Senaryo değil, sahici
15 Temmuz’da gayet sahici bir askeri darbe girişimi yaşadık. “Senaryo” vb. lakırdıların ciddiye alınır bir tarafı yok. 300’e yakın insanın öldürüldüğü, yüzlerce generalin/subayın, binlerce askerin muhtemel ağır mahkûmiyetler nedeniyle hayatlarının karardığı bir girişimin senaryo olma ihtimali yok. Buna rağmen toplumun görece dar bir kesiminde böyle bir algının oluşabilmesi ilginç.
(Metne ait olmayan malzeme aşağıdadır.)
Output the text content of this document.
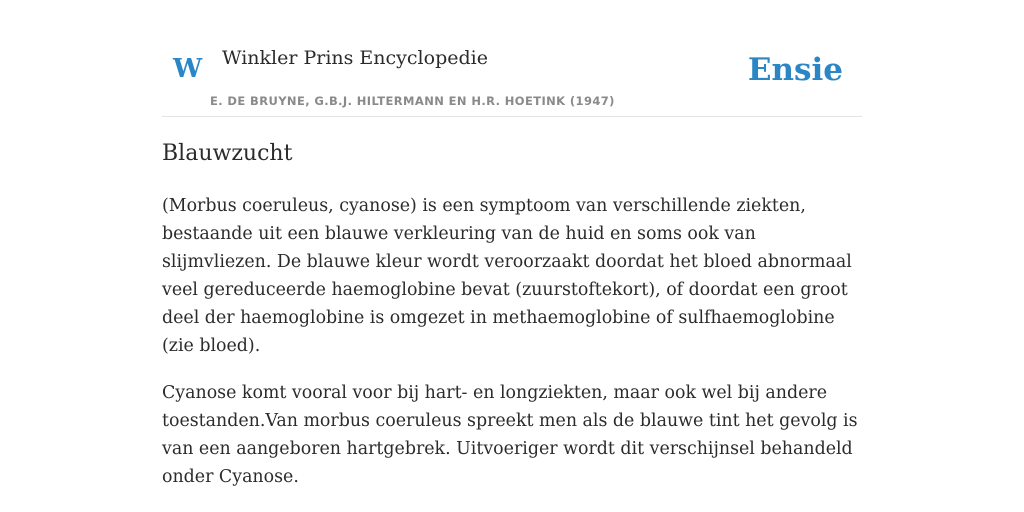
W Winkler Prins Encyclopedie
E. DE BRUYNE, G.B.J. HILTERMANN EN H.R. HOETINK (1947)
Ensie
Blauwzucht

(Morbus coeruleus, cyanose) is een symptoom van verschillende ziekten, bestaande uit een blauwe verkleuring van de huid en soms ook van slijmvliezen. De blauwe kleur wordt veroorzaakt doordat het bloed abnormaal veel gereduceerde haemoglobine bevat (zuurstoftekort), of doordat een groot deel der haemoglobine is omgezet in methaemoglobine of sulfhaemoglobine (zie bloed).

Cyanose komt vooral voor bij hart- en longziekten, maar ook wel bij andere toestanden.Van morbus coeruleus spreekt men als de blauwe tint het gevolg is van een aangeboren hartgebrek. Uitvoeriger wordt dit verschijnsel behandeld onder Cyanose.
Bunun arkasındaki muhtemel faktörler: Başarısız darbelere alışkın olmamak; Tayyip Erdoğan nefreti; son yıllarda iyice aşınmış olan hakikat algımız; komplocu düşünce tarzının her yere sirayet etmiş olması.
Sadece sahici değil, başarılı da olabilirdi
Kamuoyunda darbe girişimini yapanların beceriksizliklerine epeyce vurgu yapılmış olmasına rağmen, bütün işaretler aslında çok büyük bir badirenin az farkla atlatıldığını gösteriyor. Kimi ögeler daha denk gitseydi, 15 Temmuz’dan beri yeni bir askeri diktatörlük rejimi altında yaşıyor (ya da yaşayamıyor) olabilirdik. Askeri darbe, özellikle son bir yıldır AKP/Erdoğan yönetiminin derinleştirdiği siyasi krizi daha da derinleştiren, demokratik mücadeleyi daha da sakatlayan ve muhtemelen çok-katmanlı bir iç-savaşa yol açan bir adım olurdu. Durdurulması tartışmasız çok iyi oldu.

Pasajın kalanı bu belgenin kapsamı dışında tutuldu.